Enters competition with Microsoft and Google
IBM will reportedly sell a suite of Web-based applications, including instant messaging, contact management and file sharing programs for businesses. This is part of the company's biggest effort in trying to sell software as a service, a move that has been announced on Wednesday and which has put IBM in a direct competition with other leading companies, including Microsoft, Google and privately held Zoho.
According to a recent news-article reported by Reuters, companies that will start using IBM's software will be charged between $10 and $45 per month, as the applications will be hosted on IBM's servers and delivered via the Internet. According to the company, the suite will be available on April 7. “What you are seeing are the beginnings of the whole IBM company moving toward cloud computing,” IBM Vice President Sean Poulley said.

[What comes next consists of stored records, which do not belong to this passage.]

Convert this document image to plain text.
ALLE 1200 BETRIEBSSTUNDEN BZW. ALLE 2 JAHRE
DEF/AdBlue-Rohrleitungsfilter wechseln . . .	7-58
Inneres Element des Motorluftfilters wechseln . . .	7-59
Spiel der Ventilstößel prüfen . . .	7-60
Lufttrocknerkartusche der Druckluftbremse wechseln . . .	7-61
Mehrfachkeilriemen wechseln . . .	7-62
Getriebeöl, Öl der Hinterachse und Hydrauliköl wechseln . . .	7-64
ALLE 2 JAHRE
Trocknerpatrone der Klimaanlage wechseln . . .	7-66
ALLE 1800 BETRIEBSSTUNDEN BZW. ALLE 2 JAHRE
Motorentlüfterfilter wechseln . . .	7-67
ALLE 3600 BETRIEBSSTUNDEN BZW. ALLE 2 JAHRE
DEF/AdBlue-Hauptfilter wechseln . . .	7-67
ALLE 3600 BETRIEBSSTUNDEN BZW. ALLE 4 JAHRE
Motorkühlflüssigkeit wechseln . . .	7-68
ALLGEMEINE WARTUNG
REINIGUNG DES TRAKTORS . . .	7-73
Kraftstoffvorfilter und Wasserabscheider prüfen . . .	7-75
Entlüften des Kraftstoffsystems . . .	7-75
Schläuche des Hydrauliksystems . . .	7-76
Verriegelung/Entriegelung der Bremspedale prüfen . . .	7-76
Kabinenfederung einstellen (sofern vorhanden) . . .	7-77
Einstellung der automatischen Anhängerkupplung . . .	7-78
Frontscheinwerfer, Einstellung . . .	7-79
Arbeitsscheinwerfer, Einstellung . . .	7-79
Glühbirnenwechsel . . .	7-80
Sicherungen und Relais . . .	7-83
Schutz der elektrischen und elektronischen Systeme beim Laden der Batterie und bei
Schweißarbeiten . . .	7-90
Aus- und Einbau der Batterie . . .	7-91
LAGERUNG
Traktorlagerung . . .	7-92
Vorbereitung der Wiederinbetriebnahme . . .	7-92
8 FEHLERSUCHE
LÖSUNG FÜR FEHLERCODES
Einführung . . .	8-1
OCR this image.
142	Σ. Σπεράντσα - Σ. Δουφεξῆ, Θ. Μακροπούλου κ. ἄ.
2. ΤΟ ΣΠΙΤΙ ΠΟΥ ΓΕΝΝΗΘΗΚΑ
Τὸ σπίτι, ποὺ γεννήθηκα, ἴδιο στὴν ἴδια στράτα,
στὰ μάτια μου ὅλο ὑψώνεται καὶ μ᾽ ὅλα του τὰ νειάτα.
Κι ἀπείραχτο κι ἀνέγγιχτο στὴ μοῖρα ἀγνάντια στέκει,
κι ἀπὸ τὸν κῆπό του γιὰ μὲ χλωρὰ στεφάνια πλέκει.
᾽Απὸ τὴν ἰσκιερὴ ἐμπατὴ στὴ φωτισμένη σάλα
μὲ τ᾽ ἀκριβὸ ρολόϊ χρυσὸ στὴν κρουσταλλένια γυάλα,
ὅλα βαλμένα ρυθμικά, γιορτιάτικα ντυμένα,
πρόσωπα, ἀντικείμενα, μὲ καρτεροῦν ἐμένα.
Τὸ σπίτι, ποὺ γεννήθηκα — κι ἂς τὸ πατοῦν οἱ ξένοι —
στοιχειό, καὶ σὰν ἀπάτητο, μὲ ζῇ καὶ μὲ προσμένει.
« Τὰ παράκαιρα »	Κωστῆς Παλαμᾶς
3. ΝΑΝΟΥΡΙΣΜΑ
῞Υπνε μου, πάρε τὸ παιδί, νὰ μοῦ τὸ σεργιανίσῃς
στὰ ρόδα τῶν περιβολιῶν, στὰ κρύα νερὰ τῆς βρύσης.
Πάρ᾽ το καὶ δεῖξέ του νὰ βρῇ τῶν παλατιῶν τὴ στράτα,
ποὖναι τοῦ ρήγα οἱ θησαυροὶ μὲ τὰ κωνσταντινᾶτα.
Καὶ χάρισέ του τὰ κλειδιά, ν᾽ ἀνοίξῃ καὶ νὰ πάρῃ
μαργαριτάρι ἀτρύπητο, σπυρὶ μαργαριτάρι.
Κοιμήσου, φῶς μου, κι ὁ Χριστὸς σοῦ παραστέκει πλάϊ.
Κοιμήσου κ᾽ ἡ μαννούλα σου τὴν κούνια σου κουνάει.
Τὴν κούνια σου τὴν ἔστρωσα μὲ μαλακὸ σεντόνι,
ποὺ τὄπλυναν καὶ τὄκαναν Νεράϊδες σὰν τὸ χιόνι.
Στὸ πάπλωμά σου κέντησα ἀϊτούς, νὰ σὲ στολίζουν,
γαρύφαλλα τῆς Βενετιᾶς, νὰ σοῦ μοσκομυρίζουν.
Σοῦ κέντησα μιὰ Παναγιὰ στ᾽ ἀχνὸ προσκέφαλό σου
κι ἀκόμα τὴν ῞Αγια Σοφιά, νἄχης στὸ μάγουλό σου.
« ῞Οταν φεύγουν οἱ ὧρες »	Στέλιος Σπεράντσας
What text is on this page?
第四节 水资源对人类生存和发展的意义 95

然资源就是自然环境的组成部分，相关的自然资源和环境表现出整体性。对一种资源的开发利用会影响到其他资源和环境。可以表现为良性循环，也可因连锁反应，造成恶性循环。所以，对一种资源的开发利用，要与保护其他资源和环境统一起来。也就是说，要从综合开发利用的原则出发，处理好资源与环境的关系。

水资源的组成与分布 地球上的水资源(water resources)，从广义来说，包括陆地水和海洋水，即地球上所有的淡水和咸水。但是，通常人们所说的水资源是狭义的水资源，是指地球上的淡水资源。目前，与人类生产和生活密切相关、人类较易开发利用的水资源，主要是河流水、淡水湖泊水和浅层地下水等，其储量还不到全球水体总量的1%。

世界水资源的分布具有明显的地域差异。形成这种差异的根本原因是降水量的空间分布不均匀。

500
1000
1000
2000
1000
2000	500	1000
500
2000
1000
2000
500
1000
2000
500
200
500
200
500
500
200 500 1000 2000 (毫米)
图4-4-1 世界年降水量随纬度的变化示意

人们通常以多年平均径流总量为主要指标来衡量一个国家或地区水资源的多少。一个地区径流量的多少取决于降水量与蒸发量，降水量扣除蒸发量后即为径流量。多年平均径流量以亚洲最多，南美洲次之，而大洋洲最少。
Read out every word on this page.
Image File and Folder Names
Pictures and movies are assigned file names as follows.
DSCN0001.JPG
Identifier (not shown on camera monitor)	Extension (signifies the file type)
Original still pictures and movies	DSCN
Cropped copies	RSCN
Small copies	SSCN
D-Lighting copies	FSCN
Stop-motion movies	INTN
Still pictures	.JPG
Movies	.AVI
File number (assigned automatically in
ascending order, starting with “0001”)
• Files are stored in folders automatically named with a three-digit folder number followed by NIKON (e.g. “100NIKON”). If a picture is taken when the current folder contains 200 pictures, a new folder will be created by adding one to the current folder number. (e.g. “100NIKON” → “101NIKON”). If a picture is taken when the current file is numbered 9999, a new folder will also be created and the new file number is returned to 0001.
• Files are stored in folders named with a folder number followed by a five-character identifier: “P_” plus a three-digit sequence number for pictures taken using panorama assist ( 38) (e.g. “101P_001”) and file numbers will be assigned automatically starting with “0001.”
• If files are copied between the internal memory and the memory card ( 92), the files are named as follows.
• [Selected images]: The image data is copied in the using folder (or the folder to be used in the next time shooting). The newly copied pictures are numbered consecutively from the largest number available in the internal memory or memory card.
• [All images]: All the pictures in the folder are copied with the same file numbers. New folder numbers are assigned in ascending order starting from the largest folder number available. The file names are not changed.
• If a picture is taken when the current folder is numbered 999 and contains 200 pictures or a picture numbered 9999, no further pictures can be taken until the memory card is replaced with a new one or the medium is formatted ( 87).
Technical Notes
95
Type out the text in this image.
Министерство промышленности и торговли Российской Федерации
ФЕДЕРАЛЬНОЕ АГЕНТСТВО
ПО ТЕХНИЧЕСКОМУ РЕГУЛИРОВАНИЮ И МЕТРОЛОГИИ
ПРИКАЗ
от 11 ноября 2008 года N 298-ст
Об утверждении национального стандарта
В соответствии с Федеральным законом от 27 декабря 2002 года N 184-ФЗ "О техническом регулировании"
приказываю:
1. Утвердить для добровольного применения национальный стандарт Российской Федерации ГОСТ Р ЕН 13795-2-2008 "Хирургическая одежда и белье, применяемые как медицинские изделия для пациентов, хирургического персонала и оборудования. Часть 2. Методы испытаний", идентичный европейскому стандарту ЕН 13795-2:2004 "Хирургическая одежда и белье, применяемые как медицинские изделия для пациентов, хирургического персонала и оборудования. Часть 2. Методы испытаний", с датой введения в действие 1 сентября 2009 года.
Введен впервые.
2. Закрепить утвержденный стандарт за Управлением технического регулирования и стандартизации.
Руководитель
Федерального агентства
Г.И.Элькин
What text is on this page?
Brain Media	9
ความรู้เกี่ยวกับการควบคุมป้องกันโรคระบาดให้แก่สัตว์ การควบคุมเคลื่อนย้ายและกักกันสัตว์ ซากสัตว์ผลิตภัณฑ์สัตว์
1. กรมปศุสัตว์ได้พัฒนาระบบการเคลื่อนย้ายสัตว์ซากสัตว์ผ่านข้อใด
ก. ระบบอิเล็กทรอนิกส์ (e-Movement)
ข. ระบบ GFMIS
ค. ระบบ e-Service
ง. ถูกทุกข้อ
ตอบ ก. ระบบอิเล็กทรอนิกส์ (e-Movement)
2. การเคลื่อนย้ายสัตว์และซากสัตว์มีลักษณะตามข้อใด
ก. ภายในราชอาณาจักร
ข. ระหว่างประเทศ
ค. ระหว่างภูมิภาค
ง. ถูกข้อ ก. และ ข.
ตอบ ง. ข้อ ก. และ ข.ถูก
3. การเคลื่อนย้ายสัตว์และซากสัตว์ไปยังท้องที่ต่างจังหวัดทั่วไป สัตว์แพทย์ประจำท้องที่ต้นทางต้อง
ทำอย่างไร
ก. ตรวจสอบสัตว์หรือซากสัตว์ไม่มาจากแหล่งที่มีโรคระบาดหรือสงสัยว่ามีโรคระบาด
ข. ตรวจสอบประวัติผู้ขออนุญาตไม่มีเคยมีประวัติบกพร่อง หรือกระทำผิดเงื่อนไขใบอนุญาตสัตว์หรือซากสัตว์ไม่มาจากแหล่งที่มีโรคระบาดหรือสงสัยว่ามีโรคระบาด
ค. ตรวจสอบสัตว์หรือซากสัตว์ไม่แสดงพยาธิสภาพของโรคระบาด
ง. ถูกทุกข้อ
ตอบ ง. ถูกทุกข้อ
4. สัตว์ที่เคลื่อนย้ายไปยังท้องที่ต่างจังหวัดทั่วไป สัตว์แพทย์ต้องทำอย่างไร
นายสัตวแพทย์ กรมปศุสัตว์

IBM's move is somewhat to be expected, especially since cloud computing is becoming one of the industry's biggest buzz concepts. The term is associated to a practice by which a variety of IT companies provide end-users with various computing services by using the Internet and remote data centers. The cloud refers to a virtual space that is used to access the data that is stored on a number of data centers worldwide. To access that data, users are required only to have an Internet-capable device, thus further minimizing the need for high-end computer systems that take a lot of space and are power hungry.
According to the latest estimations by tech research company Gartner, the global market for cloud-based computing services, software and storage will total about $10 billion in 2009. However, on the other side, the traditional business software model will account for about $223 billion, according to Gartner estimations. Still the industry is increasingly interested in the development and adoption of cloud computing, which will probably become the standard business model in the near future.